Even leaders of the BJP seem to have been taken in by surprise. “We, too, are surprised since this could be seen as undermining the authority of Amit Shah ji,” said a senior leader of the party from the region.
Sarma has continued to employ a provocative stance in the aftermath of the tragedy. On Tuesday, he said Assam would not “spare even an inch of its land to Mizoram’’, announcing plans to “deploy three commando battalions in Cachar, Karimganj and Hailakandi districts bordering Mizoram to keep the border situation under control”.
Incidentally, it was not just the Assam-Mizoram border that saw action on Monday. The Meghalaya police has alleged the Assam police also tried to remove electricity poles at a disputed site along the two states’ border. This comes three days after Sarma and his Meghalaya counterpart Conrad Sangma met in Shillong to discuss the border dispute between the two states.
Big brother to bully?
What makes these seemingly confrontational gestures stranger is that Sarma only stands to lose clout in the region. His leverage among local parties in the smaller tribal-majority states in the North East played a key role in cementing his position and facilitating his sharp rise within the BJP.
But now, as the chief minister of Assam, Sarma’s approach in matters related to border disputes, a BJP politician from the state conceded, are being seen as high-handed by tribal politicians in the North East, even those whose parties are affiliated to the BJP. “Assam has a history of acting big brother, now it is being a bully too,” said the politician.
Indeed, this is not the first instance in the last few weeks that Sarma’s actions have made tribal politicians in the neighbouring states uncomfortable.

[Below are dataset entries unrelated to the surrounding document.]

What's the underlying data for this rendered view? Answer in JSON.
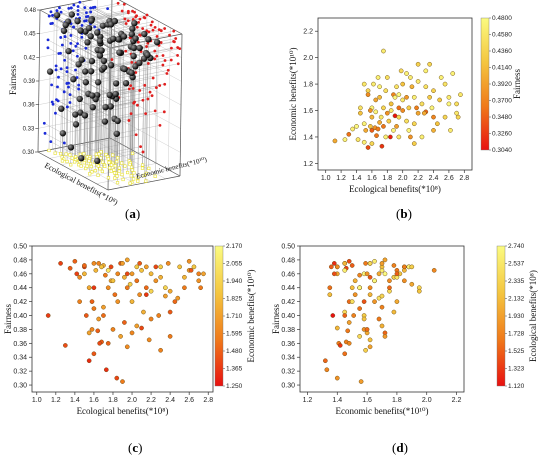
{
  "chart_data": [
    {
      "panel_label": "a",
      "type": "scatter",
      "projection": "3d",
      "zlabel": "Fairness",
      "xlabel": "Ecological benefits(*10⁸)",
      "ylabel": "Economic benefits(*10¹⁰)",
      "z_ticks": [
        "0.48",
        "0.45",
        "0.42",
        "0.39",
        "0.36",
        "0.33",
        "0.30"
      ],
      "colors": {
        "point": "#000000",
        "xz_projection": "#1a2ad8",
        "yz_projection": "#e02020",
        "xy_projection": "#e8e030",
        "drop_line": "#8a8a8a"
      },
      "points": [
        [
          1.5,
          1.36,
          0.47
        ],
        [
          1.55,
          1.32,
          0.335
        ],
        [
          1.58,
          1.48,
          0.42
        ],
        [
          1.6,
          1.45,
          0.345
        ],
        [
          1.65,
          1.59,
          0.475
        ],
        [
          1.6,
          1.35,
          0.44
        ],
        [
          1.64,
          1.47,
          0.378
        ],
        [
          1.68,
          1.46,
          0.362
        ],
        [
          1.66,
          1.41,
          0.36
        ],
        [
          1.7,
          1.51,
          0.4
        ],
        [
          1.84,
          1.4,
          0.31
        ],
        [
          1.9,
          1.56,
          0.305
        ],
        [
          2.3,
          1.59,
          0.35
        ],
        [
          1.73,
          1.33,
          0.322
        ],
        [
          2.4,
          1.45,
          0.405
        ],
        [
          2.1,
          1.4,
          0.382
        ],
        [
          1.3,
          1.42,
          0.357
        ],
        [
          1.45,
          1.58,
          0.42
        ],
        [
          1.55,
          1.72,
          0.375
        ],
        [
          1.75,
          2.05,
          0.465
        ],
        [
          1.92,
          1.78,
          0.455
        ],
        [
          2.0,
          1.6,
          0.375
        ],
        [
          2.2,
          1.82,
          0.46
        ],
        [
          2.7,
          1.58,
          0.46
        ],
        [
          2.5,
          1.85,
          0.47
        ],
        [
          2.6,
          1.7,
          0.465
        ],
        [
          2.35,
          1.95,
          0.44
        ],
        [
          2.75,
          1.72,
          0.46
        ],
        [
          2.05,
          1.88,
          0.47
        ],
        [
          2.25,
          1.65,
          0.45
        ],
        [
          1.78,
          1.75,
          0.45
        ],
        [
          1.82,
          1.52,
          0.43
        ],
        [
          1.95,
          1.55,
          0.44
        ],
        [
          2.0,
          1.68,
          0.46
        ],
        [
          2.15,
          1.5,
          0.44
        ],
        [
          2.1,
          1.85,
          0.465
        ],
        [
          2.4,
          1.75,
          0.435
        ],
        [
          2.55,
          1.55,
          0.44
        ],
        [
          2.45,
          1.5,
          0.42
        ],
        [
          1.6,
          1.62,
          0.475
        ],
        [
          1.4,
          1.48,
          0.478
        ],
        [
          1.85,
          1.6,
          0.46
        ],
        [
          1.95,
          1.72,
          0.48
        ],
        [
          2.2,
          1.95,
          0.435
        ],
        [
          1.7,
          1.78,
          0.472
        ],
        [
          2.3,
          1.78,
          0.455
        ],
        [
          1.55,
          1.75,
          0.44
        ],
        [
          1.88,
          1.45,
          0.475
        ],
        [
          2.05,
          1.52,
          0.45
        ],
        [
          2.15,
          1.7,
          0.47
        ],
        [
          2.6,
          1.65,
          0.478
        ],
        [
          2.65,
          1.88,
          0.47
        ],
        [
          1.75,
          1.62,
          0.44
        ],
        [
          1.98,
          1.9,
          0.445
        ],
        [
          2.38,
          1.62,
          0.475
        ],
        [
          1.62,
          1.8,
          0.465
        ],
        [
          1.8,
          1.85,
          0.45
        ],
        [
          2.25,
          1.4,
          0.47
        ],
        [
          1.45,
          1.62,
          0.455
        ],
        [
          1.5,
          1.5,
          0.472
        ],
        [
          1.72,
          1.55,
          0.458
        ],
        [
          2.08,
          1.62,
          0.43
        ],
        [
          2.48,
          1.68,
          0.425
        ],
        [
          1.85,
          1.65,
          0.42
        ],
        [
          1.95,
          1.4,
          0.46
        ],
        [
          2.28,
          1.58,
          0.4
        ],
        [
          1.6,
          1.55,
          0.41
        ],
        [
          2.0,
          1.8,
          0.42
        ],
        [
          1.7,
          1.7,
          0.412
        ],
        [
          2.12,
          1.78,
          0.405
        ],
        [
          2.35,
          1.7,
          0.428
        ],
        [
          1.52,
          1.45,
          0.4
        ],
        [
          1.92,
          1.48,
          0.39
        ],
        [
          2.2,
          1.58,
          0.395
        ],
        [
          1.8,
          1.58,
          0.38
        ],
        [
          2.05,
          1.7,
          0.385
        ],
        [
          1.65,
          1.68,
          0.395
        ],
        [
          1.88,
          1.72,
          0.37
        ],
        [
          2.18,
          1.62,
          0.365
        ],
        [
          1.75,
          1.48,
          0.36
        ],
        [
          1.95,
          1.62,
          0.355
        ],
        [
          2.4,
          1.55,
          0.37
        ],
        [
          1.58,
          1.6,
          0.38
        ],
        [
          2.15,
          1.35,
          0.43
        ],
        [
          2.3,
          1.9,
          0.47
        ],
        [
          1.42,
          1.38,
          0.46
        ],
        [
          2.7,
          1.65,
          0.45
        ],
        [
          2.55,
          1.8,
          0.455
        ],
        [
          1.25,
          1.38,
          0.475
        ],
        [
          1.35,
          1.46,
          0.468
        ],
        [
          1.12,
          1.37,
          0.4
        ],
        [
          2.62,
          1.45,
          0.465
        ],
        [
          2.72,
          1.55,
          0.44
        ],
        [
          1.9,
          1.7,
          0.475
        ],
        [
          1.68,
          1.85,
          0.47
        ],
        [
          2.08,
          1.45,
          0.475
        ],
        [
          1.78,
          1.4,
          0.47
        ],
        [
          1.5,
          1.8,
          0.46
        ]
      ]
    },
    {
      "panel_label": "b",
      "type": "scatter",
      "xlabel": "Ecological benefits(*10⁸)",
      "ylabel": "Economic benefits(*10¹⁰)",
      "colorbar_label": "Fairness",
      "xlim": [
        0.9,
        2.9
      ],
      "ylim": [
        1.15,
        2.3
      ],
      "x_ticks": [
        "1.0",
        "1.2",
        "1.4",
        "1.6",
        "1.8",
        "2.0",
        "2.2",
        "2.4",
        "2.6",
        "2.8"
      ],
      "y_ticks": [
        "1.2",
        "1.4",
        "1.6",
        "1.8",
        "2.0",
        "2.2"
      ],
      "color_min": 0.304,
      "color_max": 0.48,
      "colorbar_ticks": [
        "0.4800",
        "0.4580",
        "0.4360",
        "0.4140",
        "0.3920",
        "0.3700",
        "0.3480",
        "0.3260",
        "0.3040"
      ],
      "x_field": 0,
      "y_field": 1,
      "c_field": 2
    },
    {
      "panel_label": "c",
      "type": "scatter",
      "xlabel": "Ecological benefits(*10⁸)",
      "ylabel": "Fairness",
      "colorbar_label": "Economic benefits(*10¹⁰)",
      "xlim": [
        0.95,
        2.85
      ],
      "ylim": [
        0.29,
        0.5
      ],
      "x_ticks": [
        "1.0",
        "1.2",
        "1.4",
        "1.6",
        "1.8",
        "2.0",
        "2.2",
        "2.4",
        "2.6",
        "2.8"
      ],
      "y_ticks": [
        "0.30",
        "0.32",
        "0.34",
        "0.36",
        "0.38",
        "0.40",
        "0.42",
        "0.44",
        "0.46",
        "0.48",
        "0.50"
      ],
      "color_min": 1.25,
      "color_max": 2.17,
      "colorbar_ticks": [
        "2.170",
        "2.055",
        "1.940",
        "1.825",
        "1.710",
        "1.595",
        "1.480",
        "1.365",
        "1.250"
      ],
      "x_field": 0,
      "y_field": 2,
      "c_field": 1
    },
    {
      "panel_label": "d",
      "type": "scatter",
      "xlabel": "Economic benefits(*10¹⁰)",
      "ylabel": "Fairness",
      "colorbar_label": "Ecological benefits(*10⁸)",
      "xlim": [
        1.15,
        2.25
      ],
      "ylim": [
        0.29,
        0.5
      ],
      "x_ticks": [
        "1.2",
        "1.4",
        "1.6",
        "1.8",
        "2.0",
        "2.2"
      ],
      "y_ticks": [
        "0.30",
        "0.32",
        "0.34",
        "0.36",
        "0.38",
        "0.40",
        "0.42",
        "0.44",
        "0.46",
        "0.48",
        "0.50"
      ],
      "color_min": 1.12,
      "color_max": 2.74,
      "colorbar_ticks": [
        "2.740",
        "2.537",
        "2.335",
        "2.132",
        "1.930",
        "1.728",
        "1.525",
        "1.323",
        "1.120"
      ],
      "x_field": 1,
      "y_field": 2,
      "c_field": 0
    }
  ],
  "colormap": [
    "#e81010",
    "#f07a1a",
    "#f4c640",
    "#fbfb80"
  ]
}
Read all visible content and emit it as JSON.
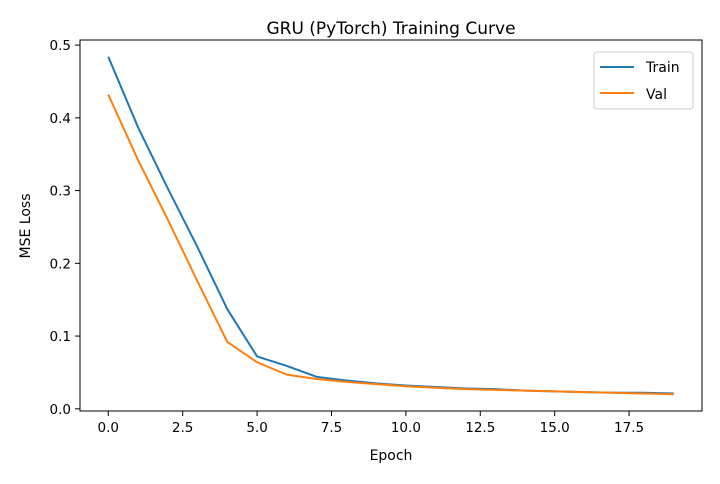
{
  "chart_data": {
    "type": "line",
    "title": "GRU (PyTorch) Training Curve",
    "xlabel": "Epoch",
    "ylabel": "MSE Loss",
    "xlim": [
      -0.95,
      19.95
    ],
    "ylim": [
      -0.003,
      0.507
    ],
    "xticks": [
      0.0,
      2.5,
      5.0,
      7.5,
      10.0,
      12.5,
      15.0,
      17.5
    ],
    "xtick_labels": [
      "0.0",
      "2.5",
      "5.0",
      "7.5",
      "10.0",
      "12.5",
      "15.0",
      "17.5"
    ],
    "yticks": [
      0.0,
      0.1,
      0.2,
      0.3,
      0.4,
      0.5
    ],
    "ytick_labels": [
      "0.0",
      "0.1",
      "0.2",
      "0.3",
      "0.4",
      "0.5"
    ],
    "grid": false,
    "legend_position": "top-right",
    "x": [
      0,
      1,
      2,
      3,
      4,
      5,
      6,
      7,
      8,
      9,
      10,
      11,
      12,
      13,
      14,
      15,
      16,
      17,
      18,
      19
    ],
    "series": [
      {
        "name": "Train",
        "color": "#1f77b4",
        "values": [
          0.484,
          0.387,
          0.303,
          0.222,
          0.137,
          0.072,
          0.059,
          0.044,
          0.039,
          0.035,
          0.032,
          0.03,
          0.028,
          0.027,
          0.025,
          0.024,
          0.023,
          0.022,
          0.022,
          0.021
        ]
      },
      {
        "name": "Val",
        "color": "#ff7f0e",
        "values": [
          0.432,
          0.342,
          0.26,
          0.175,
          0.092,
          0.064,
          0.047,
          0.041,
          0.037,
          0.034,
          0.031,
          0.029,
          0.027,
          0.026,
          0.025,
          0.024,
          0.023,
          0.022,
          0.021,
          0.02
        ]
      }
    ]
  }
}
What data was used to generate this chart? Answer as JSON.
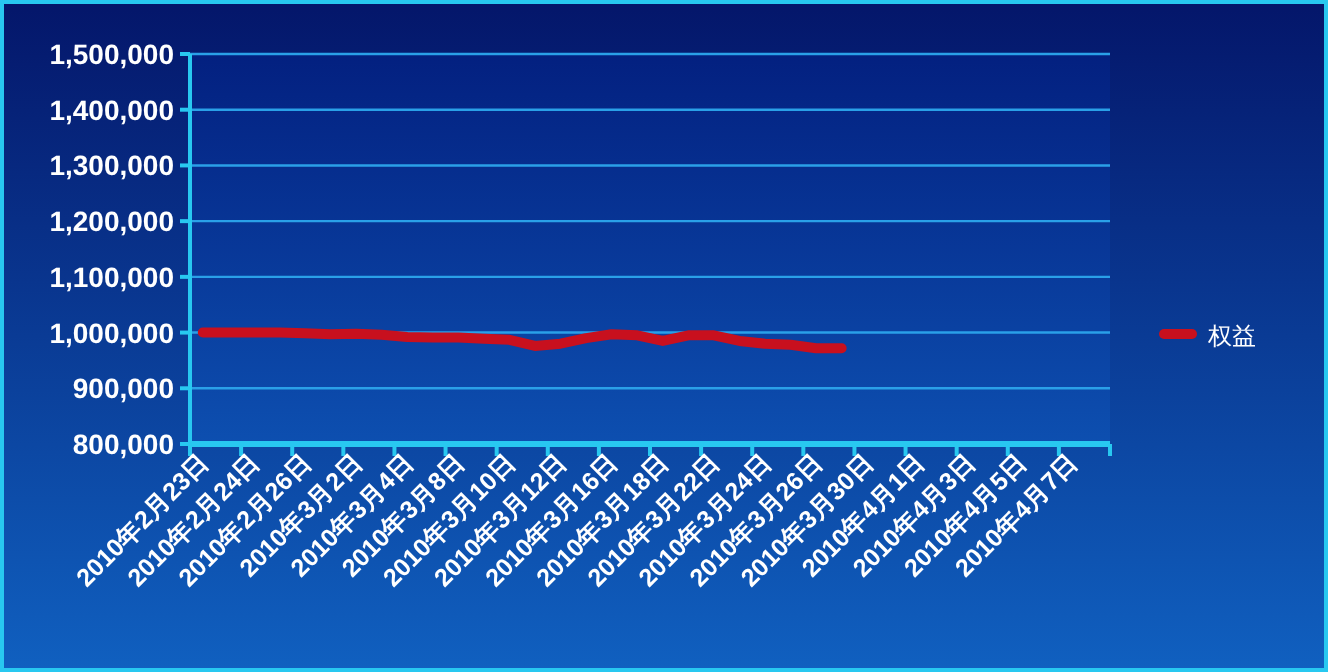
{
  "chart_data": {
    "type": "line",
    "categories": [
      "2010年2月23日",
      null,
      "2010年2月24日",
      null,
      "2010年2月26日",
      null,
      "2010年3月2日",
      null,
      "2010年3月4日",
      null,
      "2010年3月8日",
      null,
      "2010年3月10日",
      null,
      "2010年3月12日",
      null,
      "2010年3月16日",
      null,
      "2010年3月18日",
      null,
      "2010年3月22日",
      null,
      "2010年3月24日",
      null,
      "2010年3月26日",
      null,
      "2010年3月30日",
      null,
      "2010年4月1日",
      null,
      "2010年4月3日",
      null,
      "2010年4月5日",
      null,
      "2010年4月7日",
      null
    ],
    "series": [
      {
        "name": "权益",
        "color": "#c8101e",
        "values": [
          1000000,
          1000000,
          1000000,
          1000000,
          999000,
          997000,
          998000,
          996000,
          992000,
          991000,
          991000,
          989000,
          987000,
          976000,
          980000,
          990000,
          997000,
          995000,
          985000,
          995000,
          995000,
          985000,
          980000,
          978000,
          972000,
          972000,
          null,
          null,
          null,
          null,
          null,
          null,
          null,
          null,
          null,
          null
        ]
      }
    ],
    "ylim": [
      800000,
      1500000
    ],
    "yticks": [
      {
        "value": 800000,
        "label": "800,000"
      },
      {
        "value": 900000,
        "label": "900,000"
      },
      {
        "value": 1000000,
        "label": "1,000,000"
      },
      {
        "value": 1100000,
        "label": "1,100,000"
      },
      {
        "value": 1200000,
        "label": "1,200,000"
      },
      {
        "value": 1300000,
        "label": "1,300,000"
      },
      {
        "value": 1400000,
        "label": "1,400,000"
      },
      {
        "value": 1500000,
        "label": "1,500,000"
      }
    ],
    "grid": "y",
    "legend": "right",
    "line_style": "solid"
  }
}
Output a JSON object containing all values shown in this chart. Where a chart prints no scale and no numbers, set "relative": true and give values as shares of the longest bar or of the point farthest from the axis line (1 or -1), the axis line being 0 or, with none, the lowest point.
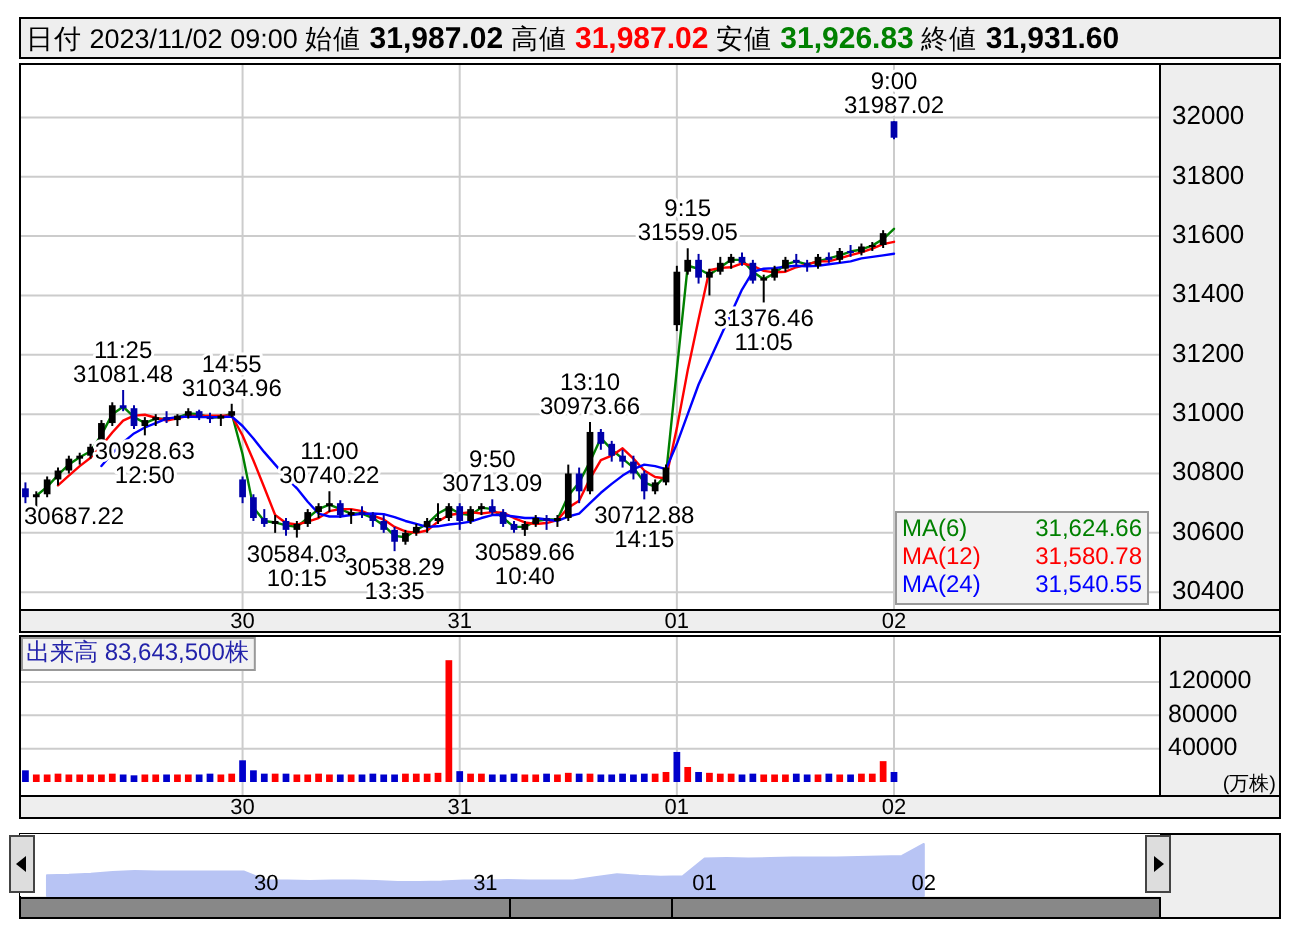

Assam’s new cow protection bill introduced by Sarma, which prohibits interstate transport of cattle meant for slaughter not just to and from the state but also through it without proper certificates, has had many of them worried given Assam’s central location in the region.
Living up to many images
What explains these seemingly ungainly moves by a politician often branded as the North East’s “Chanakya”, after ancient India’s most wily political thinker?
Just like his colleagues, political commentators are also struggling to make sense of the recent events. But the larger consensus among observers of politics in the region seems to be that Sarma’s actions were geared towards strengthening his position in Assam.
“The public sentiment is against the Mizos, so for him it’s a pragmatic thing to do,” said Uddipan Dutta of the Gauhati University’s department of social science.
As political commentary has often underlined, Sarma has long-aspired to be the chief minister of Assam. Everything else was only a step towards it.
Mukhim had a somewhat similar thesis. “He thinks he is the undisputed leader of Assam – which means that he will get for Assam what is due to Assam in his interpretation.”
Then, there was also the image of being the most powerful politician in the North East to live up to, said the veteran journalist. “The chief ministers met with some hope that there was going to be some give and take,” she said. “But he is not even waiting for deliberations to take place.”
As a BJP leader from a tribal-majority state in the region put it, “Maybe it is nothing but just perverse ambition.”
Still, others said what transpired on Monday fit perfectly with the “masculine” image that the newly appointed chief minister has tried to project, granting the Assam police “full operational freedom” to take the “toughest of actions”, seen as a euphemism for extra-judicial encounters.
The Assam government “tried to find a police solution” to the border disputes, too, said Joydeep Biswas, a Silchar-based political commentator. “It has clearly backfired.”